Vengo hasta
Ti porque tengo prisa en decirte que es maravilloso que vinieras al mundo y
encajaras también en el esfuerzo de la Redención la noble tarea de sanar los
cuerpos.
Porque fuiste el mejor médico de
hace veinte siglos, yo vivo el alto honor de colaborar con tu ciencia, el
privilegio de estar las veinticuatro horas del día en la salud y en la
consolación de los hombres.
¿Sabes, mi Cristo? Desde que has
sufrido y mueres en un Viernes Santo, vuelves a estar en Cruz cada hora en
todos los que hiere el impacto del sufrimiento. Eres el ser que espera en mi
antesala, el que se tumba en la mesa de operaciones y el que charla conmigo en
la visita domiciliaria.
Casi apenas puedo hablar de otro
modo que con la palabra “gracias”. Gracias por haberme remontado hasta ese
misterio clave del cristianismo que es la Resurrección.
Gracias por dejarme sentir tu
emoción de cuando trabajabas el barro al recibir a las criaturas que nacen y
por acusar, en el primer llanto de un niño, la trascendencia del dolor,
inocente y santo, y, en la sonrisa de una mujer, la grandeza de la maternidad;
por confiarme al hombre de por vida y estar, a su vez, en la frontera de los
nacidos, rozándote temblorosamente en el misterio de la muerte.
Gracias por tu llamamiento a la
generosidad, por la hermosura de dar y dar siempre, sin la esclavitud de sólo
recibir; por tu fe en el concepto de la dignidad de los hombres, facultándome
para hacer y deshacer con la vida y las potencias.
Yo sé que con todo lo que me has
dado apenas si cabe pedir más en el mundo pero insisto en tender la mano porque
esta gloria pesa sobre unas frágiles costillas de hombre.
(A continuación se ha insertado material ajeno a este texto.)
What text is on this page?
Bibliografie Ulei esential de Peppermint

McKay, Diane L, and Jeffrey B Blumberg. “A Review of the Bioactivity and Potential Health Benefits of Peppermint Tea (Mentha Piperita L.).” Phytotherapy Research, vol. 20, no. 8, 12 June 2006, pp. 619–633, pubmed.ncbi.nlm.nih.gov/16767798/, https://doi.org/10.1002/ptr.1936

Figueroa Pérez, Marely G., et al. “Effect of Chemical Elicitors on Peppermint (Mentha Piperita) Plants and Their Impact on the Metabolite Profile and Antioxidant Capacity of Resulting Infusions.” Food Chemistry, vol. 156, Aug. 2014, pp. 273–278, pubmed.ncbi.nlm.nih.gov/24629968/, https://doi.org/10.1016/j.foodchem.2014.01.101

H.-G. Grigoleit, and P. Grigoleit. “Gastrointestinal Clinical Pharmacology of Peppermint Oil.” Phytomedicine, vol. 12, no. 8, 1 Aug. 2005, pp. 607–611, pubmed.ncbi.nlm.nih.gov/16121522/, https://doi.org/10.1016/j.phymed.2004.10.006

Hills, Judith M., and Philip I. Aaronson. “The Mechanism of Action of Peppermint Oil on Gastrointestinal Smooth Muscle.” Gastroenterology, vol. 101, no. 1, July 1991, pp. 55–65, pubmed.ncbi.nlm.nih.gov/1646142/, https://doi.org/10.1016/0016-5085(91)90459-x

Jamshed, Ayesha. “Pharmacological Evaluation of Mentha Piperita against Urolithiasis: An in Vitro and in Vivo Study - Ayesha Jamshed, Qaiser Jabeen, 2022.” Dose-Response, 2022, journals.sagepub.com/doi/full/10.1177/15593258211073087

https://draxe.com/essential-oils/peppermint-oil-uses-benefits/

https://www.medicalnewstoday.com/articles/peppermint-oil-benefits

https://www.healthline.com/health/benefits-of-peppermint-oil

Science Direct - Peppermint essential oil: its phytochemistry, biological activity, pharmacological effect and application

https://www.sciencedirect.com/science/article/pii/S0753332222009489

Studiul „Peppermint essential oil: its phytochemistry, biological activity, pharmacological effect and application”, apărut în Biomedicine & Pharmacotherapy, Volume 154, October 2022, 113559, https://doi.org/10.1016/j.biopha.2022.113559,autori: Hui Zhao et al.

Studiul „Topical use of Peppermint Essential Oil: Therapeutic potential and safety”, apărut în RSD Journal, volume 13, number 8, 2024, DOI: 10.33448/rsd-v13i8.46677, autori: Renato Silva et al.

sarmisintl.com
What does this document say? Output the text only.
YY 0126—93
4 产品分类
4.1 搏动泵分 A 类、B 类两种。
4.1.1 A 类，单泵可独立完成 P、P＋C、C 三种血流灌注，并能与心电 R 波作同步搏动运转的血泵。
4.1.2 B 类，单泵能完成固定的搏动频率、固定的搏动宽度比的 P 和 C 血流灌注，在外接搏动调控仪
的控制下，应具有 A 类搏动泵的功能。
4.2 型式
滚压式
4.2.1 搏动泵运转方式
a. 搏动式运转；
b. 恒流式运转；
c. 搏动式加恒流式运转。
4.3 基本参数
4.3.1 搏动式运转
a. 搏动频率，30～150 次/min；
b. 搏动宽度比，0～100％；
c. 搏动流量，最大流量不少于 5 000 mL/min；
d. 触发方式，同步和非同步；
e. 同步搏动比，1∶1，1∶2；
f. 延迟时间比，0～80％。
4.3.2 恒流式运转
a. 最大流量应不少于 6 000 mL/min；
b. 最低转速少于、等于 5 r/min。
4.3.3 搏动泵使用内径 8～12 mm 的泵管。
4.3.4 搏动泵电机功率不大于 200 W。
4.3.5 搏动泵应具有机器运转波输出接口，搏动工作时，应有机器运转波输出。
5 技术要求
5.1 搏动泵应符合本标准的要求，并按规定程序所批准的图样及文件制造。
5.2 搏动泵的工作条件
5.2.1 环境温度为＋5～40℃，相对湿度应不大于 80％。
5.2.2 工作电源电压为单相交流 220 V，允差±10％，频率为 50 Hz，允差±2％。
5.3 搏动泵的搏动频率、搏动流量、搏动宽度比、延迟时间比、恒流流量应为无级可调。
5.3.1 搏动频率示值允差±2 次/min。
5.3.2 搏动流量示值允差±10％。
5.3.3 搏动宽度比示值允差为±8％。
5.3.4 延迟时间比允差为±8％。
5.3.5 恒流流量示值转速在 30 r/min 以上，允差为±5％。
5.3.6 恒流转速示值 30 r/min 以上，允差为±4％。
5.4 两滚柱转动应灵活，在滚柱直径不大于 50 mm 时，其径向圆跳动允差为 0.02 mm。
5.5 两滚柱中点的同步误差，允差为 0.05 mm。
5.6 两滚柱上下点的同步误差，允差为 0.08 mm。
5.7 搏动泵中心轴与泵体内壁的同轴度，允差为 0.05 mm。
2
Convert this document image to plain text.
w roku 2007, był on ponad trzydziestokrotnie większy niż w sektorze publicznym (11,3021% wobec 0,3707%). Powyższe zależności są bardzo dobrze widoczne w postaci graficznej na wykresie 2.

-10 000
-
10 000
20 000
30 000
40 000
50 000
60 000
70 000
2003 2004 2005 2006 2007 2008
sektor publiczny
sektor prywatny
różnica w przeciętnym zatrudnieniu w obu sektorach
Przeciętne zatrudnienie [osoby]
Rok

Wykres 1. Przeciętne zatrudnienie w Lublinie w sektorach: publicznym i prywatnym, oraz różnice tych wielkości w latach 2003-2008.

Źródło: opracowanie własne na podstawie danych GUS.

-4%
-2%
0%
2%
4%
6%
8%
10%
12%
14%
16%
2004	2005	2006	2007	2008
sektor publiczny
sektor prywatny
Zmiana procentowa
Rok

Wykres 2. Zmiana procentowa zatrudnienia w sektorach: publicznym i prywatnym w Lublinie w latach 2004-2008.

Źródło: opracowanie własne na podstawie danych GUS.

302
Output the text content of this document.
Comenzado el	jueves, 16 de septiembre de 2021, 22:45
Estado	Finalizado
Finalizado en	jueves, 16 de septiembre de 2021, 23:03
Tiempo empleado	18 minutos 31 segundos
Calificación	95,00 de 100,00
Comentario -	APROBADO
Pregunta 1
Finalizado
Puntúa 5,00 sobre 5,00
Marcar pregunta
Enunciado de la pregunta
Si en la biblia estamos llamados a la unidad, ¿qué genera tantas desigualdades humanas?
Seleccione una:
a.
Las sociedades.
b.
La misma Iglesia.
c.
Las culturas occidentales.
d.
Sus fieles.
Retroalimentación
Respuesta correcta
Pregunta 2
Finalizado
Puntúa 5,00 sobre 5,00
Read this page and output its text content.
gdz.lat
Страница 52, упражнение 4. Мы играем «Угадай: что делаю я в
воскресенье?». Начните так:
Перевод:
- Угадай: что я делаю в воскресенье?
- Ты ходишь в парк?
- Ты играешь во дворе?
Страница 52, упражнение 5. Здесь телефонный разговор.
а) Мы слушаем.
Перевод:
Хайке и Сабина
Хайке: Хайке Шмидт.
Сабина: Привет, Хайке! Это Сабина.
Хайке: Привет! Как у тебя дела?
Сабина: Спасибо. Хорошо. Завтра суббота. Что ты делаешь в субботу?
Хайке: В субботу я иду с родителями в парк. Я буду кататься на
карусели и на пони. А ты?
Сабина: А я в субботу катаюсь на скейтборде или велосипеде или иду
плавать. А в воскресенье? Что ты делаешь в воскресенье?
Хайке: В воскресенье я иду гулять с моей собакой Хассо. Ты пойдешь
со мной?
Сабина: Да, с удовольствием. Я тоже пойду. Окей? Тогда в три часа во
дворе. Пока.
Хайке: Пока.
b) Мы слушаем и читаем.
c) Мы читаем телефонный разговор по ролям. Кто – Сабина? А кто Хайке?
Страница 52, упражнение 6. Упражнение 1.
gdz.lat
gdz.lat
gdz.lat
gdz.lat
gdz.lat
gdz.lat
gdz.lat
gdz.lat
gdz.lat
Fíjate en la raíz de
mi súplica:
Que yo cuide a los que sufren como
si hubiera sido tu médico de cabecera en el Calvario. Sólo deseo verte siempre
al fondo del eclipse de los hombres, palpitante y glorioso también en las
lágrimas, que son la custodia del dolor, el Octavo Sacramento. Cuanto más
trágica sea una crisis o más acerada la pobreza, más veneración quiero sentir
por tu agonía o tu humildad. Que mis manos recen también punzando un absceso o
manejando el recetario.
Mi lema pienso que sea siempre el de
un inmenso respeto a la vida, a la sagrada vida que has creado. Quiero que me
hagas fuerte para afrontar el fracaso y la maledicencia antes que derruir una
esperanza o una posibilidad; que me pinchen las manos como cardos cada vez que
me las cruce una tentación de impotencia.
Dame, Señor, la gracia de entender
que amar es también clavar los codos sobre la mesa. Y recuérdame que estar al
día de las conquistas científicas es entrar en el santuario de tu sabiduría y a
la vez pasar una mano por la frente de los seres que amas.
Alcánzame la fecunda utilización de
mi tiempo y la gracia de la emulación, el deseo de triunfar más por las vidas
que se salvan que por la reputación.
Hazme humilde en los triunfos y
fuerte en los fracasos, que nunca me carcoma el remordimiento de haber dado mi
ciencia con cuentagotas. Ser médico es estar al tanto de la soberbia
confundida. Por eso tengo ansia de la humildad-virtud, y que en la fortuna no
se me ciegue mi naturaleza de limitación. Si participo en la alegría de tus
tres años de curaciones portentosas, también quiero hacerlo en los treinta de
vida de carpintero que es mi arcilla de creado.
Siento sed de serenidad. Haz que mi
mano no tiemble cuando el “daño” sea necesario, pero que no lo apure ni una
décima más de lo suficiente. Dame la facultad de vivir siempre alerta, con las
lámparas ardidas a media noche, junto a la familia, en el cine o en el café.
Anotar una llamada; y sentir que es también tu voz la que avisa.
Mi petición más ardiente la pongo en
la cordialidad, en el Premio Fin de Carrera o Doctorado del Corazón.
Cristo de los portentos como la
lluvia: para mí también el milagro de la eterna primavera en el amor a los que
me rodean; que de viejo todavía me siga doliendo el corazón con la misma
intensidad que el día en que estrené mi licenciatura; estar curando o
certificando y a la par hacer por cicatrizar esas mismas entrañas; que ni una
noche deje caer la cabeza sobre la almohada sin haber sembrado una sonrisa, una
conformidad y una esperanza.
Y ya al fin, tiro alegremente de tu
fuente de paternidad y me doy a tu Providencia, porque quiero vivir avaramente
el ansia de ser útil a los demás. En el mismo círculo de tu prodigalidad para
con los pájaros y los lirios, pongo la vida propia y la del hogar que me
encomiendas. Gracias, porque juraría que también habrás de ser generoso.